One thing I try to take into account when I’m writing a talk is how the talk will work for people who cannot see well or at all. It’s easy, when you have good vision, to simply assume that everyone else does, too. But there are lots of ways that assumption falls over—everything from protanopia (the most common form of color-blindness) to total blindness.
There’s a question here that you must keep in mind when it comes to slides: Is my talk comprehensible without the slides? Because the reality is that some people simply cannot see them. At all.
Here’s a helpful way of thinking about it: however you actually go about building and rehearsing your talk, think about its content like a podcast episode.
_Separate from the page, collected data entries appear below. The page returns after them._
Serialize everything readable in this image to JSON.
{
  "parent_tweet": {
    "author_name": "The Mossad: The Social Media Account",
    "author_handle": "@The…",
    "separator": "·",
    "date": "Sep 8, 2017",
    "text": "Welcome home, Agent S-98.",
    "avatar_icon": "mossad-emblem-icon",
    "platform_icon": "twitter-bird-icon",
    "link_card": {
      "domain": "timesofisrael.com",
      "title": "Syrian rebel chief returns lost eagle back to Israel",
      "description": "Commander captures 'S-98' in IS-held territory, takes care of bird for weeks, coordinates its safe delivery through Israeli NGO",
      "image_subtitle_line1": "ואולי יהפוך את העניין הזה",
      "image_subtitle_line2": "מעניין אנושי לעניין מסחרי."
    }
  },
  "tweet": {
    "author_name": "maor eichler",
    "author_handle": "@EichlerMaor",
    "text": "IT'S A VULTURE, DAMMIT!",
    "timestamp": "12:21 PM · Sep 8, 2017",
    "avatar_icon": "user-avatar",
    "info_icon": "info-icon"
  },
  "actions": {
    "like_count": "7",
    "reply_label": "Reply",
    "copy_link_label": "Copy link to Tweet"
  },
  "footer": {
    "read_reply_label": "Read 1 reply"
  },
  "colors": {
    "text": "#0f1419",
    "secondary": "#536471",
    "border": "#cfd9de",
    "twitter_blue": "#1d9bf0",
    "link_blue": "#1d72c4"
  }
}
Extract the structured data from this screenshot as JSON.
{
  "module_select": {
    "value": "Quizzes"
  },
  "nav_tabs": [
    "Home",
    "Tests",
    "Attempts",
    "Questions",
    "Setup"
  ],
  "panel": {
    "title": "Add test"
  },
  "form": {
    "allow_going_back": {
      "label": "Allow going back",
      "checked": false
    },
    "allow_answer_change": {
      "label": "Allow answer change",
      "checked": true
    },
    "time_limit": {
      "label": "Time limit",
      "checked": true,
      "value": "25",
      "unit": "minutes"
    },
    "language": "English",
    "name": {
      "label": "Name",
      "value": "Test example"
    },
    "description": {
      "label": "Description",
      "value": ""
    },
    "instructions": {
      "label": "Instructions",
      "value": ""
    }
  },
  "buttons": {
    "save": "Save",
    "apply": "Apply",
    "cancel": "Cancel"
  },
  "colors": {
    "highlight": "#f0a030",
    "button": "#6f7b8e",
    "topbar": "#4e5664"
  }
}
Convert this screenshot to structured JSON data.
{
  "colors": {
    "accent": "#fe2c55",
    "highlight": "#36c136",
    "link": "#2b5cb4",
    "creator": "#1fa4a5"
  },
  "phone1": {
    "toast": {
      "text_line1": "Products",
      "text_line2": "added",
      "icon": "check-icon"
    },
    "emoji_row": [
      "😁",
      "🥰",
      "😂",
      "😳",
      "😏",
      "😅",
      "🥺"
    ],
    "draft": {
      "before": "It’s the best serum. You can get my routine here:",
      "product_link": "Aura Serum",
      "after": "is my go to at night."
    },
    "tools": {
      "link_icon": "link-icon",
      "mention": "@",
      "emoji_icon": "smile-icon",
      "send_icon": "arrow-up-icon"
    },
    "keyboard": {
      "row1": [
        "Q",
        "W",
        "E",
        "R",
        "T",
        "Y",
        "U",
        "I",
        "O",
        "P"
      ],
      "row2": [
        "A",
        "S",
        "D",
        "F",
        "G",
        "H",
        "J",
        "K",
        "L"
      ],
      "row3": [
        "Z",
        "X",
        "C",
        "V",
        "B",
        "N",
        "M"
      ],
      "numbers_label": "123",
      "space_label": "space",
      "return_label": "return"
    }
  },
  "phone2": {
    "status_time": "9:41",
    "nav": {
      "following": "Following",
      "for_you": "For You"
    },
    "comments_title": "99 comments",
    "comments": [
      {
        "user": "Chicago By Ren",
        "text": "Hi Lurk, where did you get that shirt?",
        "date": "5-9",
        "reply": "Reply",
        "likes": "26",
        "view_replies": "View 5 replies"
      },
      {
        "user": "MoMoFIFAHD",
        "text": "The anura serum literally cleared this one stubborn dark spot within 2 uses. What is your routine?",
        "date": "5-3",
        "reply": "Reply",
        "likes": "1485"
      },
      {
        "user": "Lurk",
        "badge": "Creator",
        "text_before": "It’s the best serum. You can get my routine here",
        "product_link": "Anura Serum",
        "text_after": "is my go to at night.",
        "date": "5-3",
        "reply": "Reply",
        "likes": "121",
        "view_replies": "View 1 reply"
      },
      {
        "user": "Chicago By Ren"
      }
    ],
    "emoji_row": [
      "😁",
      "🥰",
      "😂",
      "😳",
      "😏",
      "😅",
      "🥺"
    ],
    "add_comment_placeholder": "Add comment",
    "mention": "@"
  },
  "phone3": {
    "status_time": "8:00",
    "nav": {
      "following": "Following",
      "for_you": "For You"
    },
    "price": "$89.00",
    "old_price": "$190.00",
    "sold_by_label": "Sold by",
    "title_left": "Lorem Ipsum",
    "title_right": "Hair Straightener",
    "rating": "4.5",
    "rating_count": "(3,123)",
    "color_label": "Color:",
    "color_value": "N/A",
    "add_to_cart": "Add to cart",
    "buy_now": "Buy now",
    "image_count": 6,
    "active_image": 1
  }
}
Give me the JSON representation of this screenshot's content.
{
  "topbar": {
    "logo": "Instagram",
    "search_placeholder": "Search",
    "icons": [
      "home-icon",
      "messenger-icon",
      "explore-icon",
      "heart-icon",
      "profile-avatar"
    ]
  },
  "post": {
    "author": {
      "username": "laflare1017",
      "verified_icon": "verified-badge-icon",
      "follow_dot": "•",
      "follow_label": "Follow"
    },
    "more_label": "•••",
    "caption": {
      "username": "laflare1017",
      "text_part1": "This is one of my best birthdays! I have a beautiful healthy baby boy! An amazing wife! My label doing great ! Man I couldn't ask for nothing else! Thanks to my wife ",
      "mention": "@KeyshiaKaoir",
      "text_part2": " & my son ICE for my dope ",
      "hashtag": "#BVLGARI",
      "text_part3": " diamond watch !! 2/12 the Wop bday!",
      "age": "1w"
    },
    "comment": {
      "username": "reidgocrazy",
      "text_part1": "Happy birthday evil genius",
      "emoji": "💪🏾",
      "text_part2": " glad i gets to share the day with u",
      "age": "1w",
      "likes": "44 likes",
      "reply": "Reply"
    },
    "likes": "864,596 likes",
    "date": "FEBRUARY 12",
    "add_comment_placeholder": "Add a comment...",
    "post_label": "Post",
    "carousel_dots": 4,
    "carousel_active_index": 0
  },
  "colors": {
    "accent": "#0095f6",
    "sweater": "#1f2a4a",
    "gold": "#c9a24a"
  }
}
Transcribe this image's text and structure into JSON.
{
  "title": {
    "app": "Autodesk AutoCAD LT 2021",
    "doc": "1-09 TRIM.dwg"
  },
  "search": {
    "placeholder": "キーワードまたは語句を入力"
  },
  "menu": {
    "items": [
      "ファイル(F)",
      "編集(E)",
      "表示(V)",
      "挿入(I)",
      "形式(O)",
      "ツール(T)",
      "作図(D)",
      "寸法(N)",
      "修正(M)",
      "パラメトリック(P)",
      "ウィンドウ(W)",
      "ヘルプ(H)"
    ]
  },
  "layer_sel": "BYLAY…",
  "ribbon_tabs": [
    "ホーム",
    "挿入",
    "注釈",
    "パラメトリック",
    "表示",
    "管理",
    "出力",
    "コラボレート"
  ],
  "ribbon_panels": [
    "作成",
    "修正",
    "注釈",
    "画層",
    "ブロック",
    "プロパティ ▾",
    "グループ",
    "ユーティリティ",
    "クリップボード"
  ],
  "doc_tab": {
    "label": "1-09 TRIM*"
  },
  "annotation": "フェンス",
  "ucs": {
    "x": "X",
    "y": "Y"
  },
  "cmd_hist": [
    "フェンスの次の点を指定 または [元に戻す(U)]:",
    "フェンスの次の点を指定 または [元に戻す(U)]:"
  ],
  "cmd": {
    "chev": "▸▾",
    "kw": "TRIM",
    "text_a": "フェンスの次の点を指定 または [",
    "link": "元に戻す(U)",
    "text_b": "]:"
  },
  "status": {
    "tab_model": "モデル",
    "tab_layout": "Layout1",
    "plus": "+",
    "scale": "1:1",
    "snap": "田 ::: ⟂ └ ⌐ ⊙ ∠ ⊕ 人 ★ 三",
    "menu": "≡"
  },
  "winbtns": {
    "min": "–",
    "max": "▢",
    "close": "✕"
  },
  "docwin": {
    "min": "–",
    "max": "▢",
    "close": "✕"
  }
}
If someone can’t rip the audio out of the video stream, upload it to their podcast player, and follow along without any issue whatsoever… you’re leaning too hard on your slides.
I was reminded of this quite sharply by two things in the last week:
I did rip the audio from a couple talks and upload it to my podcast player and listen to them while walking and running.
I gave a talk at a meetup that involved some live-demoing/coding and I was thinking afterward: had anyone in the room been hard of sight or unsighted, they could not have followed much of what I said at all. No one was (to my knowledge!) but it had me thinking about how I would solve for that were it otherwise.
So: think hard about making sure people in the audience who can’t see your slides can still follow your talk.